Curr Treat Options Neurol. 2003 Sep;5(5):349-356. doi: 10.1007/s11940-003-0025-9.


Dermatomyositis (DM) and polymyositis (PM) are idiopathic inflammatory myopathies characterized by proximal greater than distal muscle weakness, elevated serum creatine kinase levels, electrophysiologic abnormalities, and inflammation on muscle biopsy. Clinically and electrophysiologically, DM and PM appear very similar, and muscle biopsy is the gold standard for diagnosis. Much of the PM literature based the diagnosis on Bohan and Peter's criteria, which is now obsolete given the advances of immunopathology. As diagnostic criteria for the inflammatory myopathies have been refined, it has become apparent that PM is much less common than previously thought, and, in fact, is probably quite rare.

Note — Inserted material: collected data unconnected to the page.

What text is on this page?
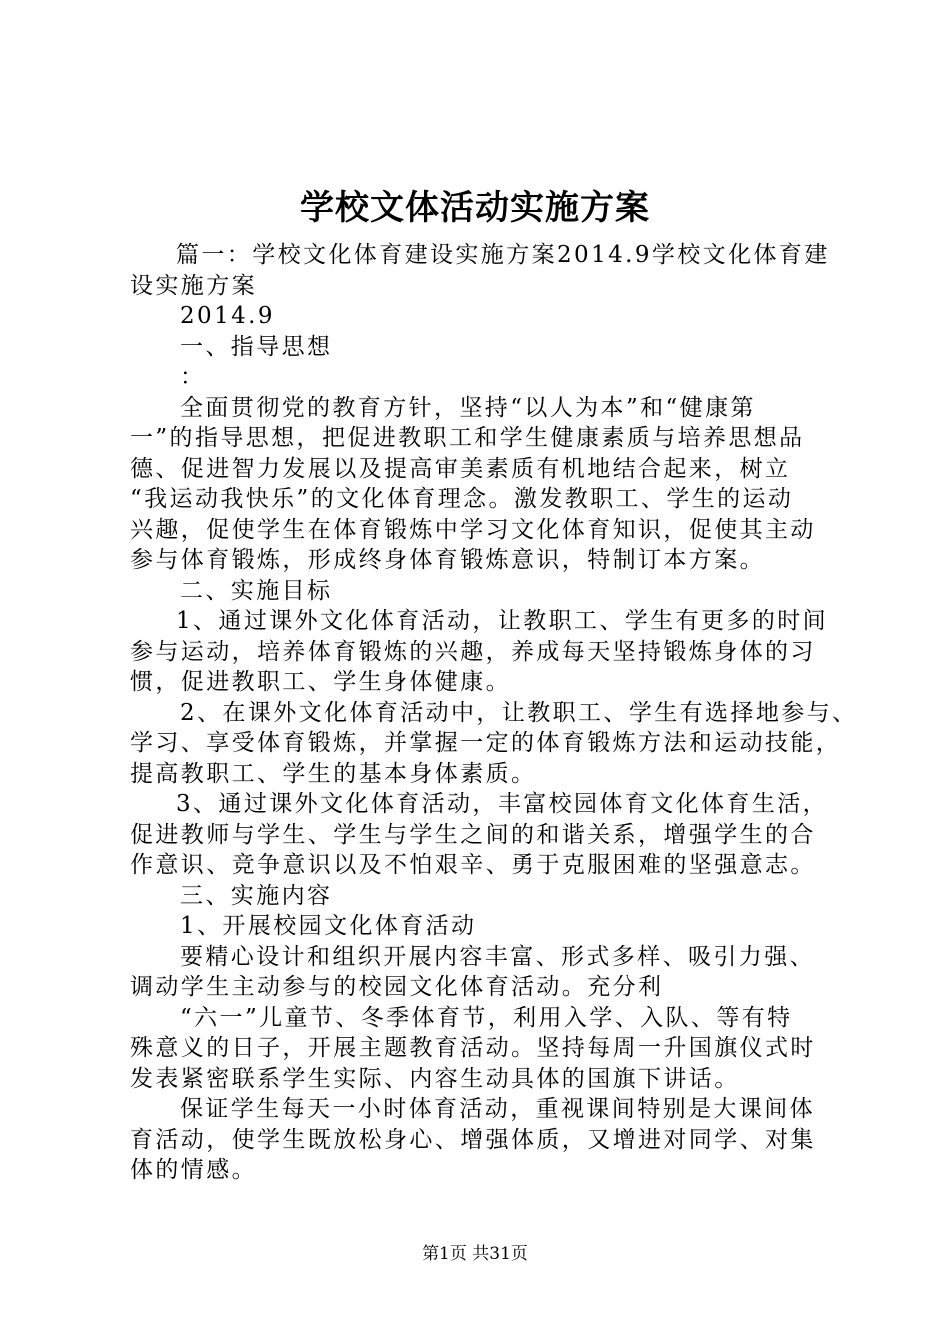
学校文体活动实施方案
篇一：学校文化体育建设实施方案2014.9学校文化体育建
设实施方案
2014.9
一、指导思想
：
全面贯彻党的教育方针，坚持“以人为本”和“健康第
一”的指导思想，把促进教职工和学生健康素质与培养思想品
德、促进智力发展以及提高审美素质有机地结合起来，树立
“我运动我快乐”的文化体育理念。激发教职工、学生的运动
兴趣，促使学生在体育锻炼中学习文化体育知识，促使其主动
参与体育锻炼，形成终身体育锻炼意识，特制订本方案。
二、实施目标
1、通过课外文化体育活动，让教职工、学生有更多的时间
参与运动，培养体育锻炼的兴趣，养成每天坚持锻炼身体的习
惯，促进教职工、学生身体健康。
2、在课外文化体育活动中，让教职工、学生有选择地参与、
学习、享受体育锻炼，并掌握一定的体育锻炼方法和运动技能，
提高教职工、学生的基本身体素质。
3、通过课外文化体育活动，丰富校园体育文化体育生活，
促进教师与学生、学生与学生之间的和谐关系，增强学生的合
作意识、竞争意识以及不怕艰辛、勇于克服困难的坚强意志。
三、实施内容
1、开展校园文化体育活动
要精心设计和组织开展内容丰富、形式多样、吸引力强、
调动学生主动参与的校园文化体育活动。充分利
“六一”儿童节、冬季体育节，利用入学、入队、等有特
殊意义的日子，开展主题教育活动。坚持每周一升国旗仪式时
发表紧密联系学生实际、内容生动具体的国旗下讲话。
保证学生每天一小时体育活动，重视课间特别是大课间体
育活动，使学生既放松身心、增强体质，又增进对同学、对集
体的情感。
第1页 共31页
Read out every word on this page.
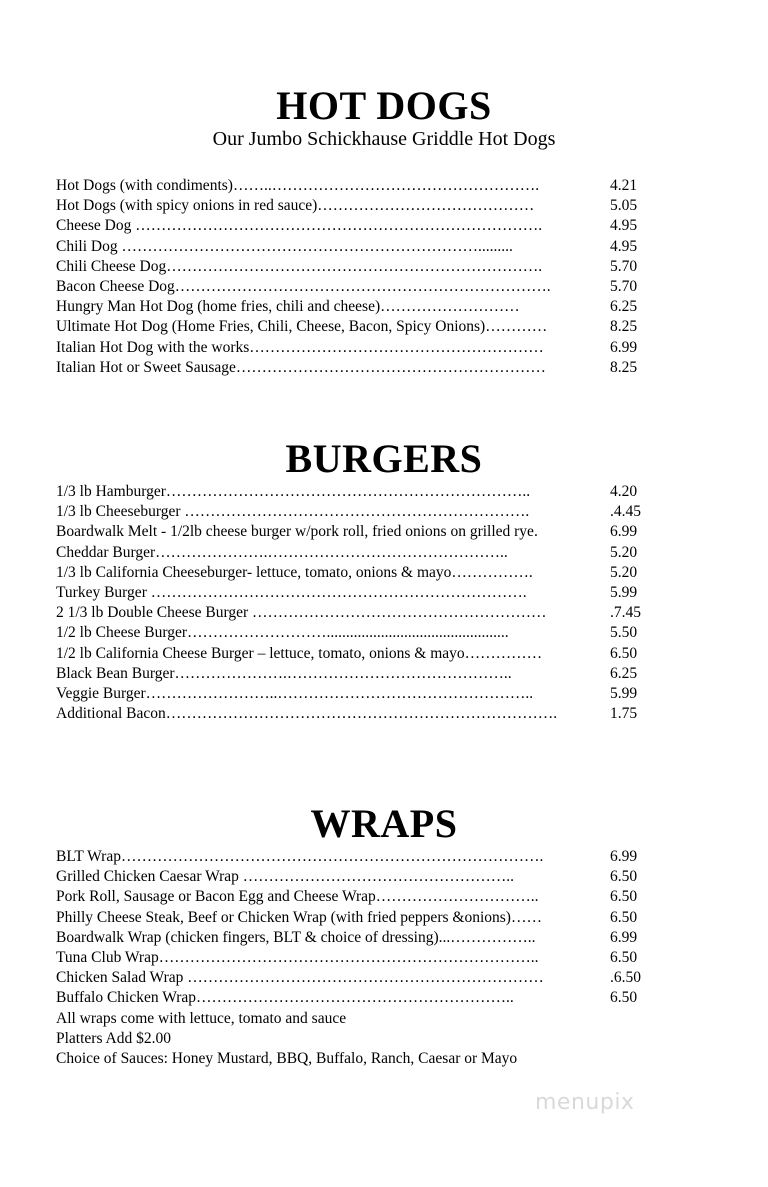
HOT DOGS
Our Jumbo Schickhause Griddle Hot Dogs
Hot Dogs (with condiments)……..…………………………………………….	4.21
Hot Dogs (with spicy onions in red sauce)……………………………………	5.05
Cheese Dog …………………………………………………………………….	4.95
Chili Dog …………………………………………………………….........	4.95
Chili Cheese Dog……………………………………………………………….	5.70
Bacon Cheese Dog……………………………………………………………….	5.70
Hungry Man Hot Dog (home fries, chili and cheese)………………………	6.25
Ultimate Hot Dog (Home Fries, Chili, Cheese, Bacon, Spicy Onions)…………	8.25
Italian Hot Dog with the works…………………………………………………	6.99
Italian Hot or Sweet Sausage……………………………………………………	8.25
BURGERS
1/3 lb Hamburger……………………………………………………………..	4.20
1/3 lb Cheeseburger ………………………………………………………….	.4.45
Boardwalk Melt - 1/2lb cheese burger w/pork roll, fried onions on grilled rye.	6.99
Cheddar Burger………………….………………………………………..	5.20
1/3 lb California Cheeseburger- lettuce, tomato, onions & mayo…………….	5.20
Turkey Burger ……………………………………………………………….	5.99
2 1/3 lb Double Cheese Burger …………………………………………………	.7.45
1/2 lb Cheese Burger………………………...............................................	5.50
1/2 lb California Cheese Burger – lettuce, tomato, onions & mayo……………	6.50
Black Bean Burger………………….……………………………………..	6.25
Veggie Burger……………………..…………………………………………..	5.99
Additional Bacon………………………………………………………………….	1.75
WRAPS
BLT Wrap……………………………………………………………………….	6.99
Grilled Chicken Caesar Wrap ……………………………………………..	6.50
Pork Roll, Sausage or Bacon Egg and Cheese Wrap…………………………..	6.50
Philly Cheese Steak, Beef or Chicken Wrap (with fried peppers &onions)……	6.50
Boardwalk Wrap (chicken fingers, BLT & choice of dressing)...……………..	6.99
Tuna Club Wrap………………………………………………………………..	6.50
Chicken Salad Wrap ……………………………………………………………	.6.50
Buffalo Chicken Wrap……………………………………………………..	6.50
All wraps come with lettuce, tomato and sauce
Platters Add $2.00
Choice of Sauces: Honey Mustard, BBQ, Buffalo, Ranch, Caesar or Mayo
menupix
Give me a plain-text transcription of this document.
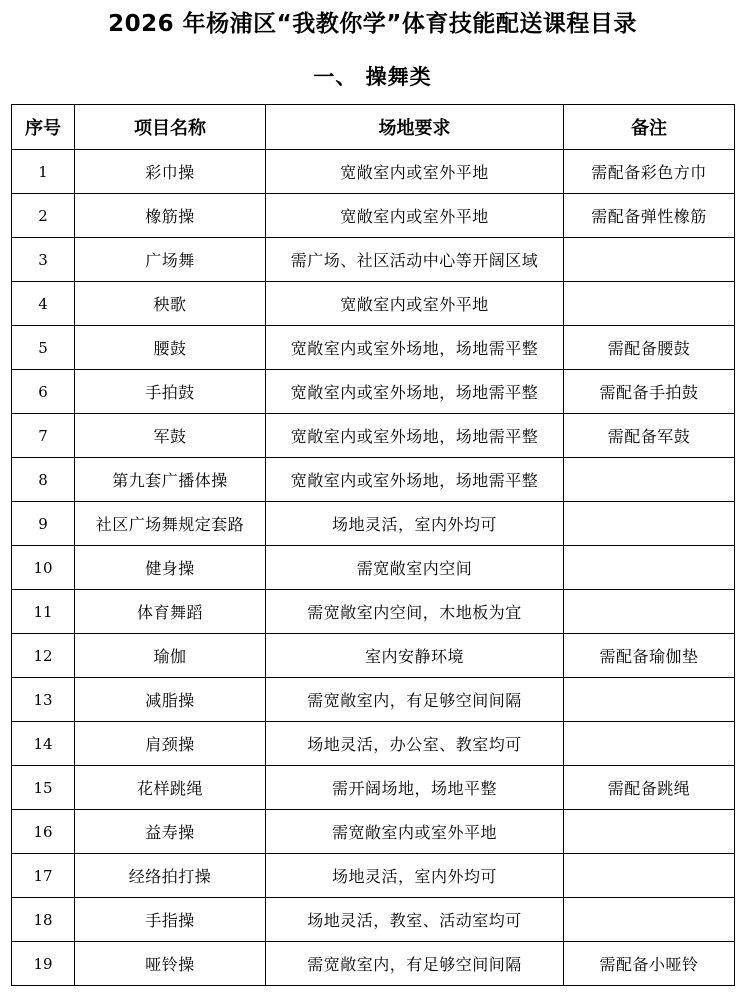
2026 年杨浦区“我教你学”体育技能配送课程目录
一、 操舞类
序号	项目名称	场地要求	备注
1	彩巾操	宽敞室内或室外平地	需配备彩色方巾
2	橡筋操	宽敞室内或室外平地	需配备弹性橡筋
3	广场舞	需广场、社区活动中心等开阔区域	
4	秧歌	宽敞室内或室外平地	
5	腰鼓	宽敞室内或室外场地，场地需平整	需配备腰鼓
6	手拍鼓	宽敞室内或室外场地，场地需平整	需配备手拍鼓
7	军鼓	宽敞室内或室外场地，场地需平整	需配备军鼓
8	第九套广播体操	宽敞室内或室外场地，场地需平整	
9	社区广场舞规定套路	场地灵活，室内外均可	
10	健身操	需宽敞室内空间	
11	体育舞蹈	需宽敞室内空间，木地板为宜	
12	瑜伽	室内安静环境	需配备瑜伽垫
13	减脂操	需宽敞室内，有足够空间间隔	
14	肩颈操	场地灵活，办公室、教室均可	
15	花样跳绳	需开阔场地，场地平整	需配备跳绳
16	益寿操	需宽敞室内或室外平地	
17	经络拍打操	场地灵活，室内外均可	
18	手指操	场地灵活，教室、活动室均可	
19	哑铃操	需宽敞室内，有足够空间间隔	需配备小哑铃
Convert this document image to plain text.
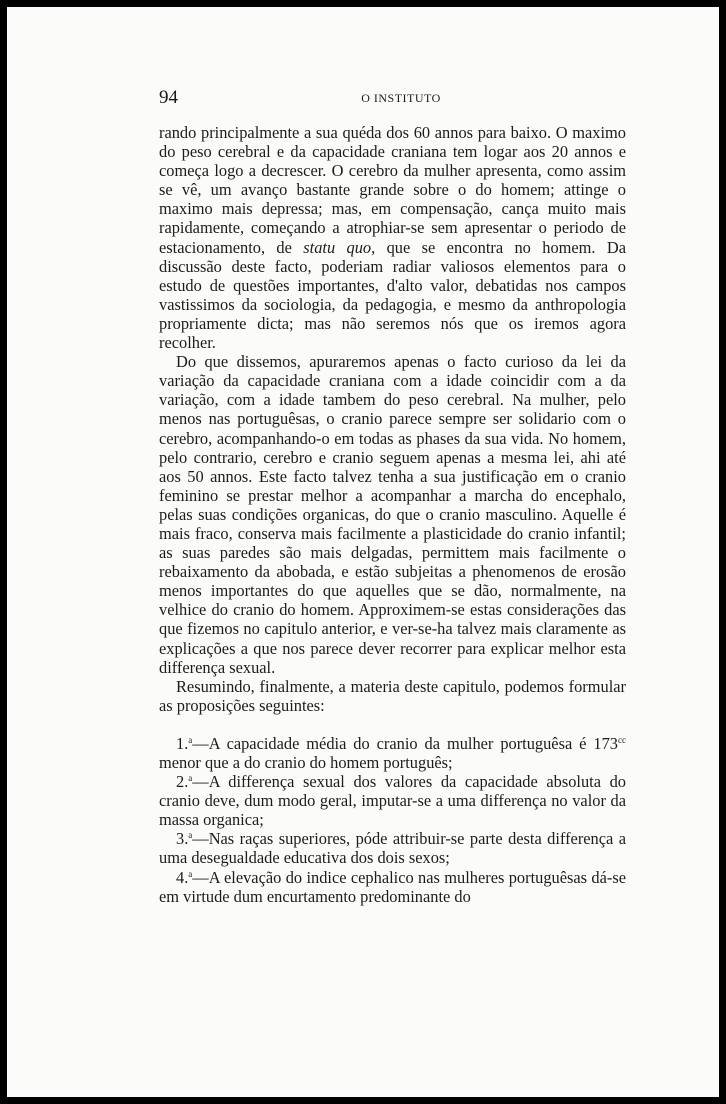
94	O INSTITUTO

rando principalmente a sua quéda dos 60 annos para baixo. O maximo do peso cerebral e da capacidade craniana tem logar aos 20 annos e começa logo a decrescer. O cerebro da mulher apresenta, como assim se vê, um avanço bastante grande sobre o do homem; attinge o maximo mais depressa; mas, em compensação, cança muito mais rapidamente, começando a atrophiar-se sem apresentar o periodo de estacionamento, de statu quo, que se encontra no homem. Da discussão deste facto, poderiam radiar valiosos elementos para o estudo de questões importantes, d'alto valor, debatidas nos campos vastissimos da sociologia, da pedagogia, e mesmo da anthropologia propriamente dicta; mas não seremos nós que os iremos agora recolher.

Do que dissemos, apuraremos apenas o facto curioso da lei da variação da capacidade craniana com a idade coincidir com a da variação, com a idade tambem do peso cerebral. Na mulher, pelo menos nas portuguêsas, o cranio parece sempre ser solidario com o cerebro, acompanhando-o em todas as phases da sua vida. No homem, pelo contrario, cerebro e cranio seguem apenas a mesma lei, ahi até aos 50 annos. Este facto talvez tenha a sua justificação em o cranio feminino se prestar melhor a acompanhar a marcha do encephalo, pelas suas condições organicas, do que o cranio masculino. Aquelle é mais fraco, conserva mais facilmente a plasticidade do cranio infantil; as suas paredes são mais delgadas, permittem mais facilmente o rebaixamento da abobada, e estão subjeitas a phenomenos de erosão menos importantes do que aquelles que se dão, normalmente, na velhice do cranio do homem. Approximem-se estas considerações das que fizemos no capitulo anterior, e ver-se-ha talvez mais claramente as explicações a que nos parece dever recorrer para explicar melhor esta differença sexual.

Resumindo, finalmente, a materia deste capitulo, podemos formular as proposições seguintes:

1.$^a$—A capacidade média do cranio da mulher portuguêsa é $173^{cc}$ menor que a do cranio do homem português;

2.$^a$—A differença sexual dos valores da capacidade absoluta do cranio deve, dum modo geral, imputar-se a uma differença no valor da massa organica;

3.$^a$—Nas raças superiores, póde attribuir-se parte desta differença a uma desegualdade educativa dos dois sexos;

4.$^a$—A elevação do indice cephalico nas mulheres portuguêsas dá-se em virtude dum encurtamento predominante do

More recent literature, using strict histopathologic criteria for diagnosis of PM, has brought into question previously reported associations. Because of this, the clinical entity of PM is poorly defined. The exact incidence of each is unknown because previous epidemiologic studies often grouped them together, but overall the annual incidence of the inflammatory myopathies is approximately one in 100,000. DM and PM respond to immunomodulating therapies. High-dose oral prednisone is generally accepted first-line therapy. In patients who do not respond adequately to prednisone alone, or in whom prednisone cannot be weaned, methotrexate or azathioprine can be added. In the authors' experience, methotrexate works faster and is more effective than azathioprine. However, because of the increased risk of interstitial lung disease with methotrexate, the authors avoid this in patients with anti-Jo-1 antibodies and, obviously, in patients who already have pulmonary disease. If patients do not respond adequately to the combination of prednisone and methotrexate or azathioprine, a trial of intravenous immunoglobulin is administered.